The Problem With Always Blaming Climate Change For Natural Disasters

Climate change is real, but a closer look at the science shows there are many factors that contribute to weather-related disasters. It is important to raise awareness about the long-term impact of global warming, but there's a risk in overstating its role in the latest floods or fires.

People on foot, on bikes, motorcycles, scooters and cars navigate through a flooded street during the day time.
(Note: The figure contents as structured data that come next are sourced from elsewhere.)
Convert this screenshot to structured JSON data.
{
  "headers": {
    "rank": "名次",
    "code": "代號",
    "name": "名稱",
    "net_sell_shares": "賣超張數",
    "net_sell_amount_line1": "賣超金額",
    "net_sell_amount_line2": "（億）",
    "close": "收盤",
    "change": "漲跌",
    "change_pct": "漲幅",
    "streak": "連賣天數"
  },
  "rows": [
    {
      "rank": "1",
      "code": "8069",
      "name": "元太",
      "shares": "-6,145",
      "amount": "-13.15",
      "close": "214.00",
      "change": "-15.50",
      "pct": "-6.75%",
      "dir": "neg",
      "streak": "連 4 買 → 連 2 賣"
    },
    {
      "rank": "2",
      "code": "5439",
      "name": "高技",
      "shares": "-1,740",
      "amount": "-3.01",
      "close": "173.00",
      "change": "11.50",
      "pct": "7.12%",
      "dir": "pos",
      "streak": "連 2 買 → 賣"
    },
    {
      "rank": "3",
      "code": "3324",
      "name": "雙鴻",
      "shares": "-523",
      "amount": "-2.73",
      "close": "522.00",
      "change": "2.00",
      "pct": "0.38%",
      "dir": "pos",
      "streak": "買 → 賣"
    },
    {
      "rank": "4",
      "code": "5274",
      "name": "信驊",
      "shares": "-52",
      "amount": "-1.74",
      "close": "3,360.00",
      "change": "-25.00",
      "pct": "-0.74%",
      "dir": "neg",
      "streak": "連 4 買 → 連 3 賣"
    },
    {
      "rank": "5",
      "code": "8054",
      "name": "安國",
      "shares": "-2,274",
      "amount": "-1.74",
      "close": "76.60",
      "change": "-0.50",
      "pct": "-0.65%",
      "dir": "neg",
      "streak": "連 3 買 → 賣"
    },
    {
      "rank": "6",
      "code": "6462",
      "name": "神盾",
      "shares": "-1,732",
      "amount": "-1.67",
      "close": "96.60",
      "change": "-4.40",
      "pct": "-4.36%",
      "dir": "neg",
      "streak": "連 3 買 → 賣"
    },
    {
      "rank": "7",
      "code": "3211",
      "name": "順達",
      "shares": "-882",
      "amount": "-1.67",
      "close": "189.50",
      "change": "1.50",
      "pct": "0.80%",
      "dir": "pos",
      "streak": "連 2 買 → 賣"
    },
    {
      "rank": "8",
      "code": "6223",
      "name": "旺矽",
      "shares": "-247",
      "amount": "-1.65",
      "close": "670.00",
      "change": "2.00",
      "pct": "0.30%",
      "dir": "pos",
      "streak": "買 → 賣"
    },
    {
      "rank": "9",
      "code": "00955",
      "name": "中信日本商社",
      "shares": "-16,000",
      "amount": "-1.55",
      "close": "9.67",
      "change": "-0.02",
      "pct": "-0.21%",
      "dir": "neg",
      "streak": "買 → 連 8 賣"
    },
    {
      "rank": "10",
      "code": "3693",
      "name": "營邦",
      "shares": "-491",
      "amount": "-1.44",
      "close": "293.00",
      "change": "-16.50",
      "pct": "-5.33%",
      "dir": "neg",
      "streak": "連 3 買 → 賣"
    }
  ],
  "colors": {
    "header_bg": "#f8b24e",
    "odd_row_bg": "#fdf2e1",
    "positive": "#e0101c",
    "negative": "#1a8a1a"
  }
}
Karachi - People wade through flood water after heavy rain in a southern Pakistani city

Xinhua / ZUMA
Axel Bojanowski

-Analysis-

BERLIN — In September, thousands of people lost their lives when dams collapsed during flooding in Libya. Engineers had warned that the dams were structurally unsound.
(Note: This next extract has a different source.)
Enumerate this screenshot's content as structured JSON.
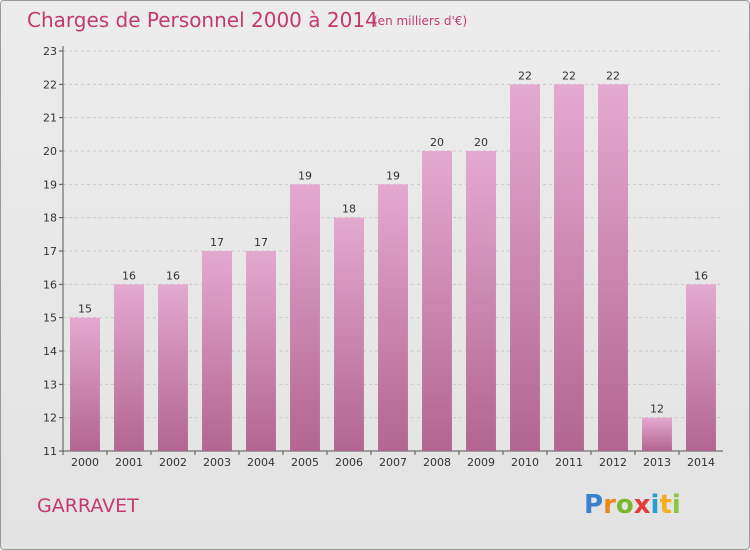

Two years ago, dozens died in floods in western Germany, a region that had experienced a number of similar floods in earlier centuries, where thousands of houses had been built on the natural floodplain.

Last year saw more than 1,000 people lose their lives during monsoon floods in Pakistan. Studies showed that the impact of flooding in the region was exacerbated by the proximity of human settlements, the outdated river management system, high poverty rates and political instability in Pakistan.
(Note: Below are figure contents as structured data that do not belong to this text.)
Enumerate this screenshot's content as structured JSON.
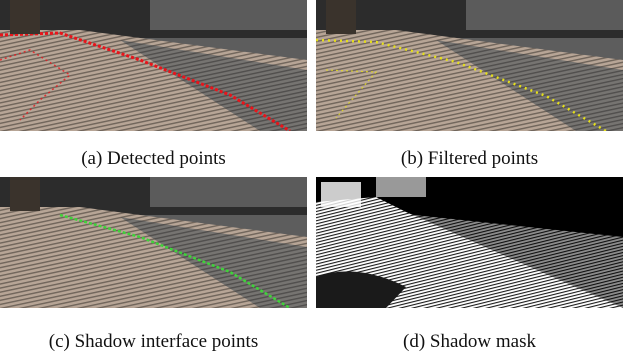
{
  "figure": {
    "panels": [
      {
        "id": "a",
        "caption": "(a) Detected points",
        "overlay_color": "#e8141b"
      },
      {
        "id": "b",
        "caption": "(b) Filtered points",
        "overlay_color": "#e6e01a"
      },
      {
        "id": "c",
        "caption": "(c) Shadow interface points",
        "overlay_color": "#3fd23a"
      },
      {
        "id": "d",
        "caption": "(d) Shadow mask",
        "overlay_color": "#ffffff"
      }
    ]
  }
}
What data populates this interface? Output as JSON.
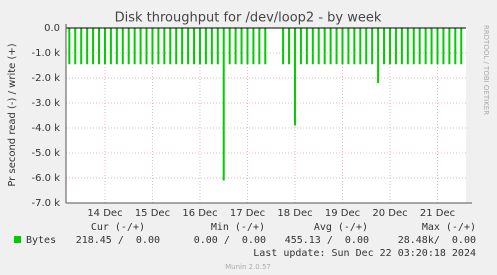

There are many factors that contribute to weather-related disasters, but one dominates the headlines: climate change. That is because of so-called attribution studies, which are published very quickly after these disasters to highlight how human-caused climate change contributes to extreme weather events. After the flooding in Libya, German daily Frankfurter Allgemeine Zeitung described climate change as a “serial offender," while the Tageszeitung wrote that “the climate crisis has exacerbated the extreme rainfall."

The World Weather Attribution initiative (WWA) has once again achieved its aim of using “real-time analysis” to draw attention to the issue: on its website, the institute says its goal is to “analyse and communicate the possible influence of climate change on extreme weather events." Frederike Otto, who works on attribution studies for the WWA, says these reports help to underscore the urgent need for climate action. They transform climate change from an “abstract threat into a concrete one."

In the immediate aftermath of a weather-related disaster, teams of researchers rush to put together attribution studies – “so that they are ready within the same news cycle," as the New York Times reported. However, these attribution studies do not meet normal scientific standards, as they are published without going through the peer-review process that would be undertaken before publication in a specialist scientific journal. And that creates problems.